Analyse et Supervision de pratiques professionnelles

Une obligation pour les coachs professionnels et pour les psychanalystes … mais pas seulement

Pour le coach comme pour le psychanalyste, la supervision est une nécessité absolue, soulignée par tous les codes de déontologie et les chartes éthiques des associations professionnelles. Cette demande tend à s’élargir de plus en plus aux autres professionnels de l’accompagnement, aux professionnels de santé et aux professionnels du management qui sont, eux aussi, confrontés à des changements de repères professionnels et des situations dont la complexité impliquent l’aide d’une tierce partie.

La supervision et l’analyse de pratiques professionnelles consiste en une rencontre régulière entre un superviseur et un professionnel de l’accompagnement pour permettre à ce dernier de prendre résoudre des situations qui lui sont problématiques et qu’il ou elle n’arrive pas à résoudre de façon autonome. Cette rencontre périodique peut se faire en face à face, en équipe ou en groupe.

Cette analyse peut se faire de professionnel à professionnel, en co-construction, sur la base d’un savoir partagé entre le superviseur et l’accompagnant (coach, coach interne, manager-coach, mentor, tuteur, psychologue du travail, éducateur spécialisé, assistant social …).

Idéalement celui-ci doit aussi maîtriser les mécanismes interpersonnels liés à la différence culturelle.
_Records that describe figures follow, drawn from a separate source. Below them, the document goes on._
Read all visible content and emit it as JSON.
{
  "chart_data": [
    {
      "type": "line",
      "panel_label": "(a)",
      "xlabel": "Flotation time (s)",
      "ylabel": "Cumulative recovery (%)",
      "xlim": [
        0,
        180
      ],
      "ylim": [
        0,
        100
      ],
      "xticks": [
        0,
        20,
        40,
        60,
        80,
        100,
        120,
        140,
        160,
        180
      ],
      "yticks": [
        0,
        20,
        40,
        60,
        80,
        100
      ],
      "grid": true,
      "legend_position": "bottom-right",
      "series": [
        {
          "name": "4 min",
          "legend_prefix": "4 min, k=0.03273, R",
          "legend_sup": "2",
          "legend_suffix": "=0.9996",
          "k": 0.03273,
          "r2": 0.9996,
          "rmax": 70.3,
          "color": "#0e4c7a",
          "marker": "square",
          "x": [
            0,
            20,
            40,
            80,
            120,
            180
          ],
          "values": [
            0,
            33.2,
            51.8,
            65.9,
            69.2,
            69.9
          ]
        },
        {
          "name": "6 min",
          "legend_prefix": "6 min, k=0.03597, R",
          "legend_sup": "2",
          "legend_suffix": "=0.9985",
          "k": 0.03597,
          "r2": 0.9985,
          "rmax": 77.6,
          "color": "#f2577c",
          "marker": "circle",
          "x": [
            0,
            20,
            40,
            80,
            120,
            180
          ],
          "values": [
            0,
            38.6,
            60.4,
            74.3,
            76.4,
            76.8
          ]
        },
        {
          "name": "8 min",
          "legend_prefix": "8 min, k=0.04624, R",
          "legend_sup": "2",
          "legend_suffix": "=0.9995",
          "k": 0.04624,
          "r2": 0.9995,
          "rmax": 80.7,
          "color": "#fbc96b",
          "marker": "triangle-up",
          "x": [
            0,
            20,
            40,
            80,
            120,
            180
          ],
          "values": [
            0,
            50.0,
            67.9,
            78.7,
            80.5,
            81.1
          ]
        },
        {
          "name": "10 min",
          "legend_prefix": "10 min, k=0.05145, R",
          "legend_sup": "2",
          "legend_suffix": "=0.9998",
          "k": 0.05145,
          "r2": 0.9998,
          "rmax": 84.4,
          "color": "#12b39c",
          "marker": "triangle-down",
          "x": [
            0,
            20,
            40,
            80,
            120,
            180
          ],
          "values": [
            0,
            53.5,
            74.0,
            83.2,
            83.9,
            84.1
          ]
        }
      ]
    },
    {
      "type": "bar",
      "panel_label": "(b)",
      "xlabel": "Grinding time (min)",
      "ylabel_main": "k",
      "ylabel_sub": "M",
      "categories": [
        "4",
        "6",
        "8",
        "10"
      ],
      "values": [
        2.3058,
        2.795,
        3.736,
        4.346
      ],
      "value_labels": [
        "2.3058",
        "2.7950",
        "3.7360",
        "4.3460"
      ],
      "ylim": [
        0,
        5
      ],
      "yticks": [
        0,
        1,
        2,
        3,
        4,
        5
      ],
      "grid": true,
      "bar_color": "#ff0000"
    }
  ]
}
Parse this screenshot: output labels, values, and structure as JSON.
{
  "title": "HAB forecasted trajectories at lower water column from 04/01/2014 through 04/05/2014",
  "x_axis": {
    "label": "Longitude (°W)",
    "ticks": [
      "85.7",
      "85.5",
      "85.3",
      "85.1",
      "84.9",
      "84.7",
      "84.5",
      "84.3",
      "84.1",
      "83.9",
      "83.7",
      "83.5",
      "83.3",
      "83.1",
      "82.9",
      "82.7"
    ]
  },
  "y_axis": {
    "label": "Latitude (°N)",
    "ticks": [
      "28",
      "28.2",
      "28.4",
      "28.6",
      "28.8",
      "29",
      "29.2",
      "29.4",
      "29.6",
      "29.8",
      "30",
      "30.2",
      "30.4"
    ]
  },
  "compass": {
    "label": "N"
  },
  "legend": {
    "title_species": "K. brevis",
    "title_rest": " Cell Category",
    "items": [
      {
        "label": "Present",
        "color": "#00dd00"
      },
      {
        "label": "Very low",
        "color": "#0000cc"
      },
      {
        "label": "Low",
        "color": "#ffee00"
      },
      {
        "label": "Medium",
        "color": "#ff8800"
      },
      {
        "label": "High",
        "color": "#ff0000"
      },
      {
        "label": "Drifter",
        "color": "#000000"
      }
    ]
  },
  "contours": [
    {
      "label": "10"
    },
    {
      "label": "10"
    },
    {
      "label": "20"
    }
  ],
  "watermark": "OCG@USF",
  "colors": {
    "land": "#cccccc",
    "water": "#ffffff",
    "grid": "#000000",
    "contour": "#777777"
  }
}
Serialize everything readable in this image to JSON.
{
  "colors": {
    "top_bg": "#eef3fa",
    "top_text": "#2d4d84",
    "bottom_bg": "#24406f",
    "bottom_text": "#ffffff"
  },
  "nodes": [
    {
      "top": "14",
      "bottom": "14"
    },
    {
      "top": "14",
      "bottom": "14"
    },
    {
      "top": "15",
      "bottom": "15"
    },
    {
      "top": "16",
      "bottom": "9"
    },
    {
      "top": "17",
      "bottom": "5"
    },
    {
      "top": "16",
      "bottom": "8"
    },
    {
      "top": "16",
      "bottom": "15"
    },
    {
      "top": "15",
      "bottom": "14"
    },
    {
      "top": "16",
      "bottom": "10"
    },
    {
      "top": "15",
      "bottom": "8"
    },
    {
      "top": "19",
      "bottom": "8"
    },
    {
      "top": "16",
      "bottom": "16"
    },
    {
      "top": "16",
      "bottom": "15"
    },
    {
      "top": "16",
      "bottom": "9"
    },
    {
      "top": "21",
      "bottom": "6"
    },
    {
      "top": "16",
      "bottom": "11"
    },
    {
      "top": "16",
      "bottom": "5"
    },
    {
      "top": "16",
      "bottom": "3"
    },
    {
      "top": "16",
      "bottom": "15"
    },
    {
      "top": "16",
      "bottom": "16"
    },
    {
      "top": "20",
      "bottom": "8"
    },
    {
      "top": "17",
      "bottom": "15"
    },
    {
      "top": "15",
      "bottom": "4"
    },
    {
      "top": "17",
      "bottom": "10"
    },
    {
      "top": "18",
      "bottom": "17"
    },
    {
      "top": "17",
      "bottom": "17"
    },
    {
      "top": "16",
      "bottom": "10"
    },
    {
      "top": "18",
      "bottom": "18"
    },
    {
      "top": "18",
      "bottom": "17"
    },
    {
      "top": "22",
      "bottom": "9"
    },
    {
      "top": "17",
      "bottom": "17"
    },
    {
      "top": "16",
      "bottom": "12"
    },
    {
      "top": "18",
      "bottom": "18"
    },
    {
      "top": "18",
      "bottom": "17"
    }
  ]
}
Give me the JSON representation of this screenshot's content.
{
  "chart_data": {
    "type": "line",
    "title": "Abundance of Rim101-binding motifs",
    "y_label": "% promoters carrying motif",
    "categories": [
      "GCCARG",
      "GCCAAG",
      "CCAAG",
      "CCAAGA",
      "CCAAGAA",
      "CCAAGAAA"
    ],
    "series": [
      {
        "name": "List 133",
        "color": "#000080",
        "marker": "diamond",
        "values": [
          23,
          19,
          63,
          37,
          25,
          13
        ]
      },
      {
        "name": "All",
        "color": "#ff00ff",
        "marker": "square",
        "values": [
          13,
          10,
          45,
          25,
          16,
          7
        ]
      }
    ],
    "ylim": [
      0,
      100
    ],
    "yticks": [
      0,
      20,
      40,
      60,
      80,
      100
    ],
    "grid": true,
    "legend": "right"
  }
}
Maîtriser les techniques. La supervision peut également concerner l’analyse des pratiques, et faire émerger les difficultés techniques rencontrées par le coach, le manager, le tuteur, le mentor, l’assistant social, le psychologue du travail, … L’analyse des situations problématiques doit conduire à leur compréhension, et non à une interrogation sur les limites de la pratique professionnelle : comme il est toujours bon d’apprendre des erreurs commises, la supervision a un prolongement didactique, et le superviseur peut juger judicieux de faire le point sur les concepts et sur les méthodes. Le superviseur se trouve alors placé en situation de sage qui doit délivrer une sorte d’oracle. Mais si la position de tiers lui permet effectivement de jeter un regard neutre sur les aspects formels du processus, il ne faut pas oublier que les méthodes ne remplacent en rien la personne du coach qui demeure le principal moteur du processus.

Cependant, le travail sur soi auprès d’un thérapeute est aussi supposé permettre de développer cette qualité ; la question de la frontière entre travail personnel et supervision reste ouverte, bien qu’idéalement il vaille mieux séparer les deux.

Les psychologues, qui suivent une unité d’enseignement (25 heures de cours plus un examen) sur la déontologie en DESS ou sur l’éthique en DEA, ont une compréhension active de leurs responsabilités. Dans le cas du coach -interne ou externe-, du manager-coach, du mentor, du tuteur, de l’éducateur spécialisé, de l’assistant social etc. c’est le superviseur qui tient lieu de garde-fou.

Choisir un superviseur est donc une décision difficile qui exige une réflexion personnelle sur le sens donné au métier.

Quelques exemples de situations problématiques traitées en supervision

Antoine ne sait plus quoi faire avec son client qui le manipule et l’instrumentalise. Il comprend que quelque chose doit changer mais il est fasciné, comme par un serpent. Son superviseur va l’aider à analyser la situation et à reprendre le contrôle de sa fonction de coach. Ce cas vécu par Augustin aurait pu arriver à un coach interne, un manager coach, un mentor, un psychologue du travail etc.

Martha est tombée sur une personne qui, en fin de compte, n’a envie de rien. Le coaching avait été prescrit par la DRH qui voyait là une dernière chance pour cet employé.

Anne-Lyne vit un conflit de loyauté entre un coaché et un prescripteur qui lui font chacun confiance, mais qui ont des objectifs inconciliables.

Christian a du mal à supporter ce jeune cadre arrogant à qui tout réussit. Ayant lui-même échoué dans une entreprise, il étouffe d’envie et son désir secret est que son client morde la poussière.

Maria éprouve une grande jubilation à être devenue la référence de son client qui la consulte pour un oui ou pour un non. Elle se rend compte que cette relation est contraire à la déontologie, mais ne sait comment la faire cesser.